The vulnerability of WPA2 (Wi-Fi Protected Access II) protocol, which is considered the safest way to secure Wi-Fi networks, was discovered by researchers at the Catholic University of Lansing in Belgium. The innovative method of attack consists in interfering with the 4-way handshake procedure, which is used to determine the encryption methods and exchange of cryptographic keys between the router and each device connected to the Wi-Fi network.

Wi-Fi manufacturers were informed about the KRACK attack and some of them have already released security updates.

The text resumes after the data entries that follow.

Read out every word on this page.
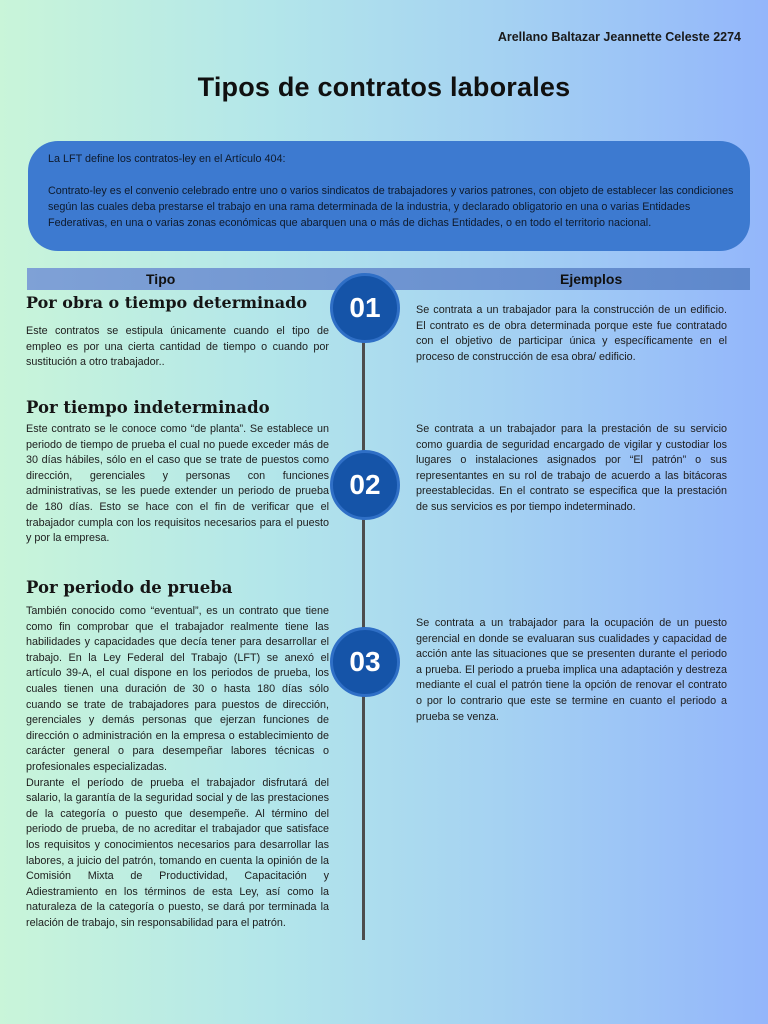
Arellano Baltazar Jeannette Celeste 2274
Tipos de contratos laborales

La LFT define los contratos-ley en el Artículo 404:

Contrato-ley es el convenio celebrado entre uno o varios sindicatos de trabajadores y varios patrones, con objeto de establecer las condiciones según las cuales deba prestarse el trabajo en una rama determinada de la industria, y declarado obligatorio en una o varias Entidades Federativas, en una o varias zonas económicas que abarquen una o más de dichas Entidades, o en todo el territorio nacional.

Tipo	Ejemplos
01
02
03
Por obra o tiempo determinado

Este contratos se estipula únicamente cuando el tipo de empleo es por una cierta cantidad de tiempo o cuando por sustitución a otro trabajador..

Por tiempo indeterminado

Este contrato se le conoce como “de planta”. Se establece un periodo de tiempo de prueba el cual no puede exceder más de 30 días hábiles, sólo en el caso que se trate de puestos como dirección, gerenciales y personas con funciones administrativas, se les puede extender un periodo de prueba de 180 días. Esto se hace con el fin de verificar que el trabajador cumpla con los requisitos necesarios para el puesto y por la empresa.

Por periodo de prueba

También conocido como “eventual”, es un contrato que tiene como fin comprobar que el trabajador realmente tiene las habilidades y capacidades que decía tener para desarrollar el trabajo. En la Ley Federal del Trabajo (LFT) se anexó el artículo 39-A, el cual dispone en los periodos de prueba, los cuales tienen una duración de 30 o hasta 180 días sólo cuando se trate de trabajadores para puestos de dirección, gerenciales y demás personas que ejerzan funciones de dirección o administración en la empresa o establecimiento de carácter general o para desempeñar labores técnicas o profesionales especializadas.

Durante el período de prueba el trabajador disfrutará del salario, la garantía de la seguridad social y de las prestaciones de la categoría o puesto que desempeñe. Al término del periodo de prueba, de no acreditar el trabajador que satisface los requisitos y conocimientos necesarios para desarrollar las labores, a juicio del patrón, tomando en cuenta la opinión de la Comisión Mixta de Productividad, Capacitación y Adiestramiento en los términos de esta Ley, así como la naturaleza de la categoría o puesto, se dará por terminada la relación de trabajo, sin responsabilidad para el patrón.

Se contrata a un trabajador para la construcción de un edificio. El contrato es de obra determinada porque este fue contratado con el objetivo de participar única y específicamente en el proceso de construcción de esa obra/ edificio.

Se contrata a un trabajador para la prestación de su servicio como guardia de seguridad encargado de vigilar y custodiar los lugares o instalaciones asignados por “El patrón” o sus representantes en su rol de trabajo de acuerdo a las bitácoras preestablecidas. En el contrato se especifica que la prestación de sus servicios es por tiempo indeterminado.

Se contrata a un trabajador para la ocupación de un puesto gerencial en donde se evaluaran sus cualidades y capacidad de acción ante las situaciones que se presenten durante el periodo a prueba. El periodo a prueba implica una adaptación y destreza mediante el cual el patrón tiene la opción de renovar el contrato o por lo contrario que este se termine en cuanto el periodo a prueba se venza.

The KRACK attack involves cheating a Wi-Fi device during the 4-way handshake to re-use pre-captured keys. One of the scenarios for using KRACK is a man in the middle attack where hacker’s device is impersonating a router and can be used not only to capture unencrypted data, but also to modify them. Impression demonstrates an elaborate method that lets to listen to data sent by Android Marshmallow or later device. The researchers were able to even apply an additional SSLStrip attack, which on badly designed pages turns off encrypted HTTPS connections and forces usage of unencrypted HTTP.

Who is most at risk of KRACK attack? The worst case scenario is for Linux systems that use wpa_supplicant 2.4 and later. The WPA2 standard suggests cleaning the cryptographic keys after they are used. In practice, it comes down to the fact that after the attacker retrieves 3 messages from the 4-way handshake sequence, the vulnerable device will start using a key consisting of zeros. Unfortunately, all devices running Android 6.0 Marshmallow and later behave in this way. Google is already working on the update, but it is unclear when it will go to all users. Unfortunately, manufacturers of Android devices are slow to prepare updated for their devices. Unfortunately, the owners of unsupported devices are in the worst situation.

Those of you who fear KRACK attacks may in the meantime switch off the 802.11r (fast roaming) support on your devices. On the other hand, in CERT database, you can see if your Wi-Fi device manufacturer has already made the appropriate update.